Generating and Retrieving DSS Keys
DSS Keys may be generated with a call to CryptGenKey. The call to CryptGenKey requires either AT_SIGNATURE or CALG_DSS_SIGN be passed in the Algid argument. This call will generate the P (prime modulus), Q (prime), G (generator), X (secret exponent) and Y (public key) values from scratch and persist them in a key blob to local storage. The steps necessary for this are shown in the following procedure.
To generate a DSS signature key pair
-
Call CryptAcquireContext to get a pointer to the Microsoft DSS Cryptographic Provider.
-
Call CryptGenKey to generate the keys. Either AT_SIGNATURE or CALG_DSS_SIGN must be passed in for the Algid argument and the upper 16 bits of the dwFlags argument must be set to the desired key size. If the upper 16 bits are zero, then the default key size of 1,024 bits will be used.

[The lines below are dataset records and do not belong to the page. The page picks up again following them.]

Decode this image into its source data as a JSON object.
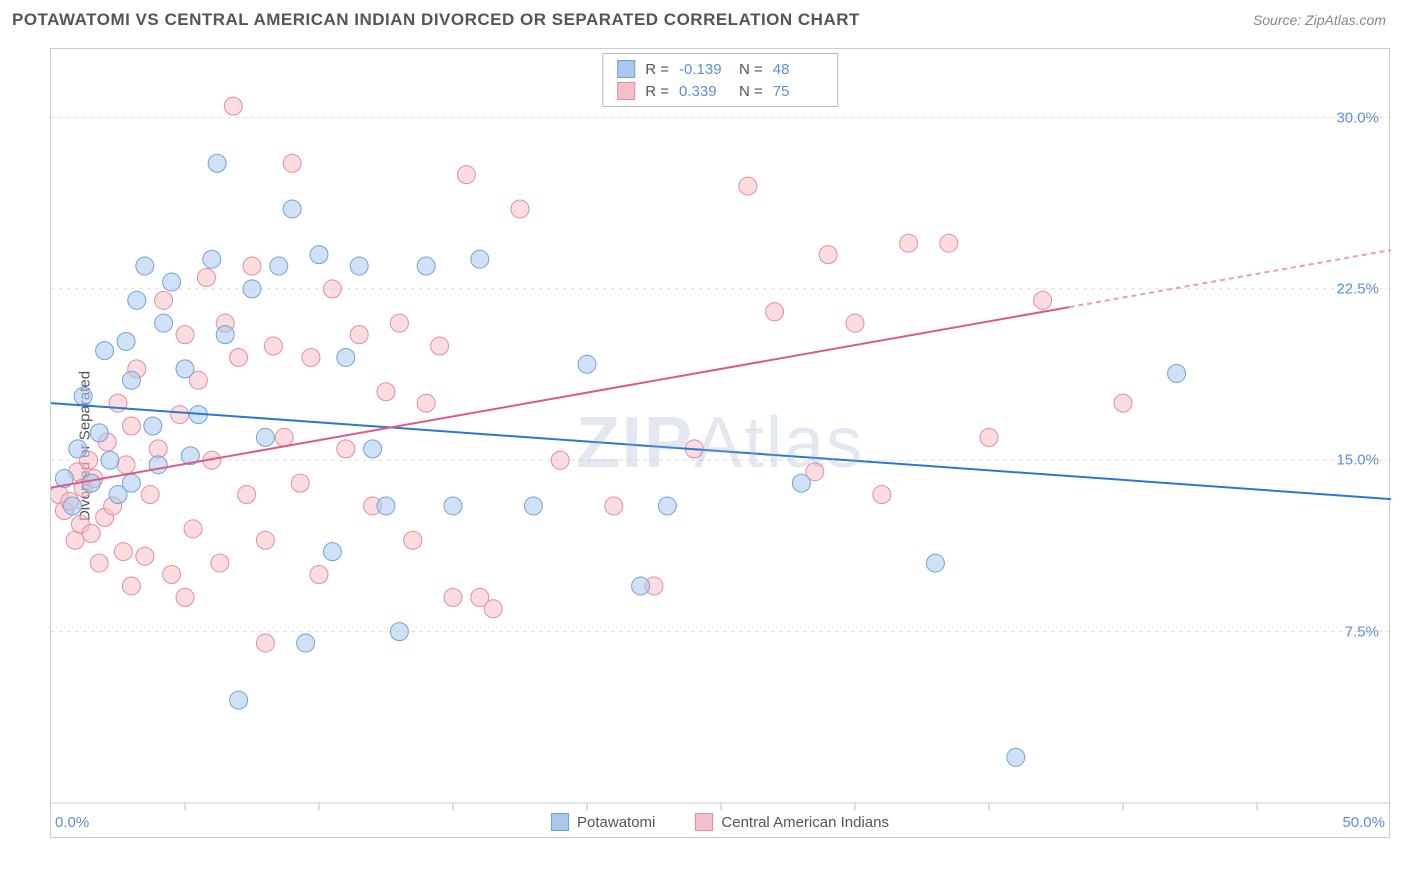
{
  "header": {
    "title": "POTAWATOMI VS CENTRAL AMERICAN INDIAN DIVORCED OR SEPARATED CORRELATION CHART",
    "source": "Source: ZipAtlas.com"
  },
  "chart": {
    "type": "scatter",
    "ylabel": "Divorced or Separated",
    "watermark_a": "ZIP",
    "watermark_b": "Atlas",
    "xlim": [
      0,
      50
    ],
    "ylim": [
      0,
      33
    ],
    "xtick_positions": [
      5,
      10,
      15,
      20,
      25,
      30,
      35,
      40,
      45
    ],
    "xtick_labels": {
      "left": "0.0%",
      "right": "50.0%"
    },
    "ygrid": [
      {
        "value": 7.5,
        "label": "7.5%"
      },
      {
        "value": 15.0,
        "label": "15.0%"
      },
      {
        "value": 22.5,
        "label": "22.5%"
      },
      {
        "value": 30.0,
        "label": "30.0%"
      }
    ],
    "background_color": "#ffffff",
    "grid_color": "#dddddd",
    "border_color": "#cccccc",
    "marker_radius": 9,
    "marker_opacity": 0.55,
    "series": [
      {
        "name": "Potawatomi",
        "color_fill": "#a9c8ec",
        "color_stroke": "#6fa3db",
        "R": "-0.139",
        "N": "48",
        "trend": {
          "y_at_x0": 17.5,
          "y_at_x50": 13.3,
          "color": "#2b78d4",
          "width": 2
        },
        "points": [
          [
            0.5,
            14.2
          ],
          [
            0.8,
            13.0
          ],
          [
            1.0,
            15.5
          ],
          [
            1.2,
            17.8
          ],
          [
            1.5,
            14.0
          ],
          [
            1.8,
            16.2
          ],
          [
            2.0,
            19.8
          ],
          [
            2.2,
            15.0
          ],
          [
            2.5,
            13.5
          ],
          [
            2.8,
            20.2
          ],
          [
            3.0,
            18.5
          ],
          [
            3.2,
            22.0
          ],
          [
            3.5,
            23.5
          ],
          [
            3.8,
            16.5
          ],
          [
            4.0,
            14.8
          ],
          [
            4.5,
            22.8
          ],
          [
            5.0,
            19.0
          ],
          [
            5.2,
            15.2
          ],
          [
            5.5,
            17.0
          ],
          [
            6.0,
            23.8
          ],
          [
            6.2,
            28.0
          ],
          [
            6.5,
            20.5
          ],
          [
            7.0,
            4.5
          ],
          [
            7.5,
            22.5
          ],
          [
            8.0,
            16.0
          ],
          [
            8.5,
            23.5
          ],
          [
            9.0,
            26.0
          ],
          [
            9.5,
            7.0
          ],
          [
            10.0,
            24.0
          ],
          [
            10.5,
            11.0
          ],
          [
            11.0,
            19.5
          ],
          [
            11.5,
            23.5
          ],
          [
            12.0,
            15.5
          ],
          [
            12.5,
            13.0
          ],
          [
            13.0,
            7.5
          ],
          [
            14.0,
            23.5
          ],
          [
            15.0,
            13.0
          ],
          [
            16.0,
            23.8
          ],
          [
            18.0,
            13.0
          ],
          [
            20.0,
            19.2
          ],
          [
            22.0,
            9.5
          ],
          [
            23.0,
            13.0
          ],
          [
            28.0,
            14.0
          ],
          [
            33.0,
            10.5
          ],
          [
            36.0,
            2.0
          ],
          [
            42.0,
            18.8
          ],
          [
            4.2,
            21.0
          ],
          [
            3.0,
            14.0
          ]
        ]
      },
      {
        "name": "Central American Indians",
        "color_fill": "#f5bfc9",
        "color_stroke": "#e88ba0",
        "R": "0.339",
        "N": "75",
        "trend": {
          "y_at_x0": 13.8,
          "y_at_x50": 24.2,
          "color": "#db5b86",
          "width": 2,
          "dashed_from_x": 38
        },
        "points": [
          [
            0.3,
            13.5
          ],
          [
            0.5,
            12.8
          ],
          [
            0.7,
            13.2
          ],
          [
            0.9,
            11.5
          ],
          [
            1.0,
            14.5
          ],
          [
            1.1,
            12.2
          ],
          [
            1.2,
            13.8
          ],
          [
            1.4,
            15.0
          ],
          [
            1.5,
            11.8
          ],
          [
            1.6,
            14.2
          ],
          [
            1.8,
            10.5
          ],
          [
            2.0,
            12.5
          ],
          [
            2.1,
            15.8
          ],
          [
            2.3,
            13.0
          ],
          [
            2.5,
            17.5
          ],
          [
            2.7,
            11.0
          ],
          [
            2.8,
            14.8
          ],
          [
            3.0,
            16.5
          ],
          [
            3.2,
            19.0
          ],
          [
            3.5,
            10.8
          ],
          [
            3.7,
            13.5
          ],
          [
            4.0,
            15.5
          ],
          [
            4.2,
            22.0
          ],
          [
            4.5,
            10.0
          ],
          [
            4.8,
            17.0
          ],
          [
            5.0,
            20.5
          ],
          [
            5.3,
            12.0
          ],
          [
            5.5,
            18.5
          ],
          [
            5.8,
            23.0
          ],
          [
            6.0,
            15.0
          ],
          [
            6.3,
            10.5
          ],
          [
            6.5,
            21.0
          ],
          [
            6.8,
            30.5
          ],
          [
            7.0,
            19.5
          ],
          [
            7.3,
            13.5
          ],
          [
            7.5,
            23.5
          ],
          [
            8.0,
            11.5
          ],
          [
            8.3,
            20.0
          ],
          [
            8.7,
            16.0
          ],
          [
            9.0,
            28.0
          ],
          [
            9.3,
            14.0
          ],
          [
            9.7,
            19.5
          ],
          [
            10.0,
            10.0
          ],
          [
            10.5,
            22.5
          ],
          [
            11.0,
            15.5
          ],
          [
            11.5,
            20.5
          ],
          [
            12.0,
            13.0
          ],
          [
            12.5,
            18.0
          ],
          [
            13.0,
            21.0
          ],
          [
            13.5,
            11.5
          ],
          [
            14.0,
            17.5
          ],
          [
            14.5,
            20.0
          ],
          [
            15.0,
            9.0
          ],
          [
            15.5,
            27.5
          ],
          [
            16.0,
            9.0
          ],
          [
            16.5,
            8.5
          ],
          [
            17.5,
            26.0
          ],
          [
            19.0,
            15.0
          ],
          [
            21.0,
            13.0
          ],
          [
            22.5,
            9.5
          ],
          [
            24.0,
            15.5
          ],
          [
            26.0,
            27.0
          ],
          [
            27.0,
            21.5
          ],
          [
            28.5,
            14.5
          ],
          [
            29.0,
            24.0
          ],
          [
            30.0,
            21.0
          ],
          [
            31.0,
            13.5
          ],
          [
            32.0,
            24.5
          ],
          [
            33.5,
            24.5
          ],
          [
            35.0,
            16.0
          ],
          [
            37.0,
            22.0
          ],
          [
            40.0,
            17.5
          ],
          [
            3.0,
            9.5
          ],
          [
            5.0,
            9.0
          ],
          [
            8.0,
            7.0
          ]
        ]
      }
    ],
    "stats_labels": {
      "R": "R =",
      "N": "N ="
    },
    "bottom_legend_labels": [
      "Potawatomi",
      "Central American Indians"
    ]
  }
}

A HCRYPTKEY handle is returned in the hKey argument.
To retrieve a pointer to previously generated signature keys
-
Call CryptAcquireContext to get a pointer to the Microsoft DSS Cryptographic Provider.
-
Call CryptGetUserKey, with the dwKeySpec argument set to either AT_SIGNATURE or CALG_DSS_SIGN.
To retrieve the P,Q, and G values
-
Call CryptAcquireContext to get a pointer to the Microsoft DSS Cryptographic Provider.
-
Call CryptGetUserKey, with the dwKeySpec argument set to either AT_SIGNATURE or CALG_DSS_SIGN.
-
Call CryptGetKeyParam with the hKey argument set to the pointer retrieved in the previous step. The dwParam argument must be set to the desired flag; KP_P, KP_Q, or KP_G. The value is returned in the pbData argument and the length of the data is returned in the pcbData argument. The value is returned with no header information and in little-endian format.